Eclipse Community Forums
Forum Search:

Search      Help    Register    Login    Home
Home » Modeling » TMF (Xtext) » Xtext grammar for real literals and filenames with a . dot extension
Xtext grammar for real literals and filenames with a . dot extension [message #996670] Wed, 02 January 2013 16:42 Go to next message
Elvis Dowson is currently offline Elvis Dowson
Messages: 38
Registered: December 2011
Member
Hi,
I have the following grammar defined, but have an issue with detecting real literals, after adding support for detecting filenames with a . dot extension.
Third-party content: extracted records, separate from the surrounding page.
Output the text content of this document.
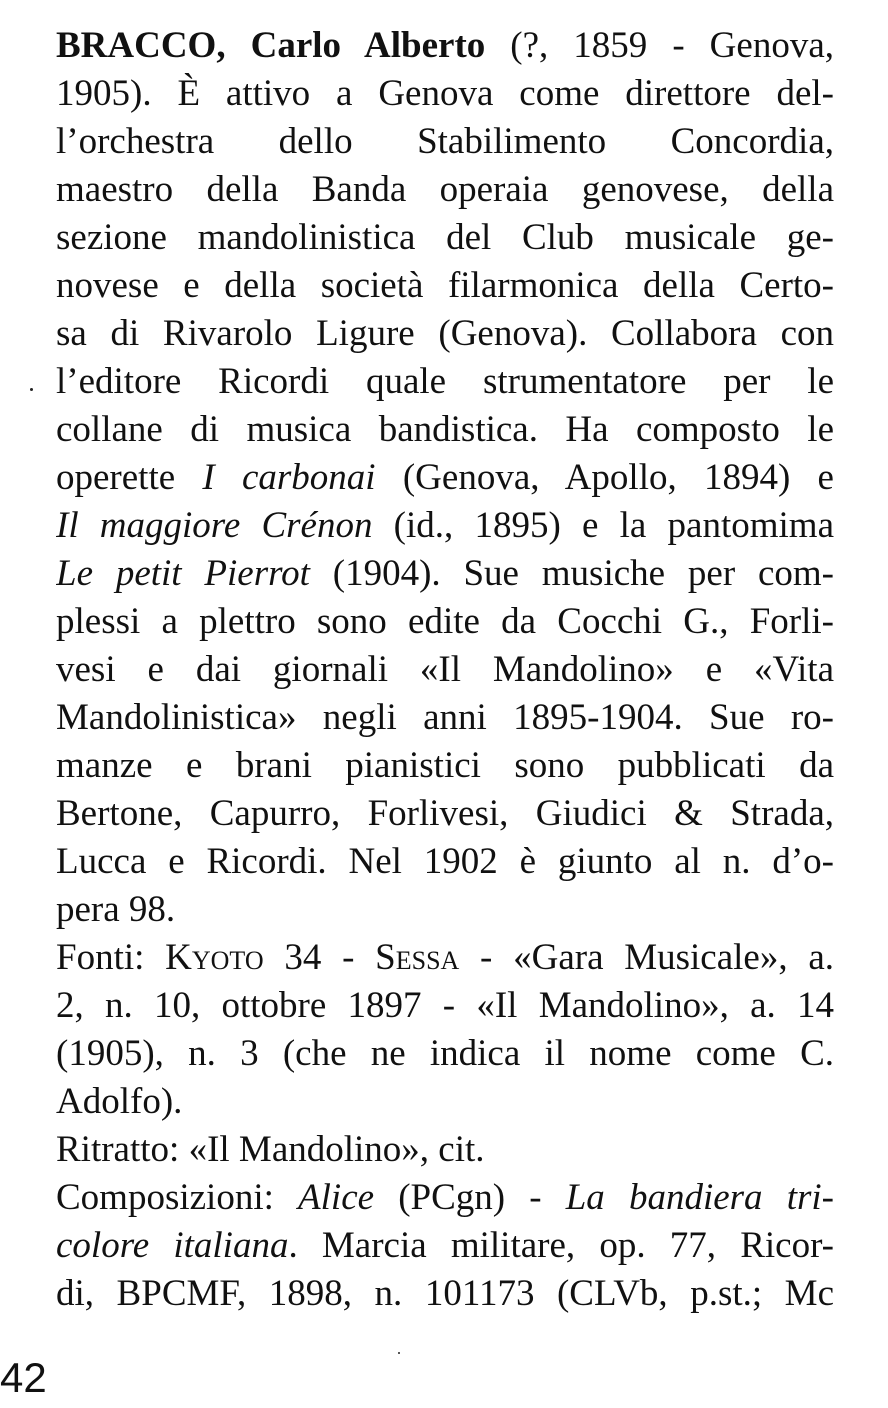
BRACCO, Carlo Alberto (?, 1859 - Genova,
1905). È attivo a Genova come direttore del-
l’orchestra dello Stabilimento Concordia,
maestro della Banda operaia genovese, della
sezione mandolinistica del Club musicale ge-
novese e della società filarmonica della Certo-
sa di Rivarolo Ligure (Genova). Collabora con
l’editore Ricordi quale strumentatore per le
collane di musica bandistica. Ha composto le
operette I carbonai (Genova, Apollo, 1894) e
Il maggiore Crénon (id., 1895) e la pantomima
Le petit Pierrot (1904). Sue musiche per com-
plessi a plettro sono edite da Cocchi G., Forli-
vesi e dai giornali «Il Mandolino» e «Vita
Mandolinistica» negli anni 1895-1904. Sue ro-
manze e brani pianistici sono pubblicati da
Bertone, Capurro, Forlivesi, Giudici & Strada,
Lucca e Ricordi. Nel 1902 è giunto al n. d’o-
pera 98.
Fonti: Kyoto 34 - Sessa - «Gara Musicale», a.
2, n. 10, ottobre 1897 - «Il Mandolino», a. 14
(1905), n. 3 (che ne indica il nome come C.
Adolfo).
Ritratto: «Il Mandolino», cit.
Composizioni: Alice (PCgn) - La bandiera tri-
colore italiana. Marcia militare, op. 77, Ricor-
di, BPCMF, 1898, n. 101173 (CLVb, p.st.; Mc
42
The real expressions used to work, prior to adding support for detecting filenames with extensions

Failed tests
real 1312.123e+123
real 1312.123
real 1312_1312.123_123
real 1312_1312.123123e+123
real 1234.1232e-234234
real 1234.123123E+1232

include <header>


Passed tests
include "filename"
include "filename.txt"
include <filename.txt>
include <filename.txt.bak>


Terminals.xtext
grammar com.example.mydsl.xtext.common.Terminals hidden(WS, ML_COMMENT, SL_COMMENT)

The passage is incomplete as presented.